Google suggests the aerodynamics is quite complicated and possibly not fully understood..

http://mappingignorance.org/2013/05/15/autorotating-seeds-to-fly-or-to-die/

 

[Antony Jose]

thanks for the replies.
I had some more doubt. Like how to draw the helix created by the object if it start rotating 1 meter above the ground.
given that we know the velocity of fall, angular velocity of rotation and radius of helix.

 

[CWatters]

If we assume that the seed very quickly reaches terminal velocity then that's solvable...

The vertical velocity (v) and the height (h) give you the time it takes to fall (t)...

t = h/v

Then the time (t) and angular velocity (ω) gives you the number of revolutions (n) it makes before hitting the ground..

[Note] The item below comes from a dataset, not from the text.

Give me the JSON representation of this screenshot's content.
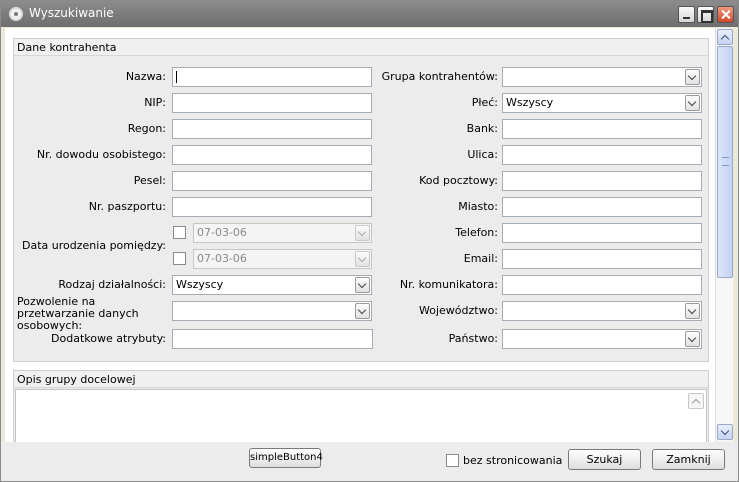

n = ωt/2π (Note I had to edit this line)

Then the height (h) and the number of revolutions (n) gives you the pitch of the helix (p) in meters (p = the distance it falls per revolution)..

p = h/n

I'm not sure how you define the radius of the helix? I think seeds with a single wing rotate about a point on the wing near the seed head. So the seed and wing tip move in a helix (different radii) but the centre of rotation descends in a straight line (ignoring wind).

 

[Antony Jose]

If we assume that the seed very quickly reaches terminal velocity then that's solvable...

The vertical velocity (v) and the height (h) give you the time it takes to fall (t)...

t = h/v

Then the time (t) and angular velocity (ω) gives you the number of revolutions (n) it makes before hitting the ground..

n = ωt/2π (Note I had to edit this line)

Then the height (h) and the number of revolutions (n) gives you the pitch of the helix (p) in meters (p = the distance it falls per revolution)..

p = h/n

I'm not sure how you define the radius of the helix? I think seeds with a single wing rotate about a point on the wing near the seed head. So the seed and wing tip move in a helix (different radii) but the centre of rotation descends in a straight line (ignoring wind).

thank you for the help.
center of rotation can be found by find center of mass (C.M). Most of the seed have this as center of rotation.

 

[Antony Jose]

Can you help me with finding the angular velocity of the object.
I took angular velocity as terminal velocty (v_trmnl)*sin(Θ)/radius, since no other force is acting on the object. [Θ is the angle of attack]
But I think there is some thing wron.

 

[CWatters]

I took angular velocity as terminal velocty (vtrmnl)*sin(Θ)/radius,

I make it

Angular velocity (Rads/s) = V_trmnl / (Radius * Tan(Θ))

In one revolution it falls a distance h so

Tan(θ) = h/circumference
so
h = Tan(θ) * 2πR

The time for one revolution is t..

t = h/V_termnl
t = (Tan(θ) * 2πR)/V_termnl

Angular Velocity = angle/time
= 2π/t
= 2π/((Tan(θ) * 2πR)/V_termnl)
= V_termnl/(Radius * Tan(Θ))

 

[CWatters]

I should add that in my post above the angle θ is the pitch angle of the helix (not the aerodynamic angle of attack). I don't think you can easily calculate the angular velocity from the aerodynamic pitch.

 

[Antony Jose]

I should add that in my post above the angle θ is the pitch angle of the helix (not the aerodynamic angle of attack). I don't think you can easily calculate the angular velocity from the aerodynamic pitch.

How to find pitch angle?
I think we can find it using h and circumference. Using Pythagoras theorem.

 

[CWatters]

Correct although you don't need Pythagoras...

The pitch angle of the helix (distance descended per revolution) = Tan^-1(h/circumference)

But note that this is not the same as the aerodynamic pitch.

 

[Antony Jose]

Correct although you don't need Pythagoras...

The pitch angle of the helix (distance descended per revolution) = Tan^-1(h/circumference)

But note that this is not the same as the aerodynamic pitch.

problem in this is that i couldn't find 'h'

In one revolution it falls a distance h

.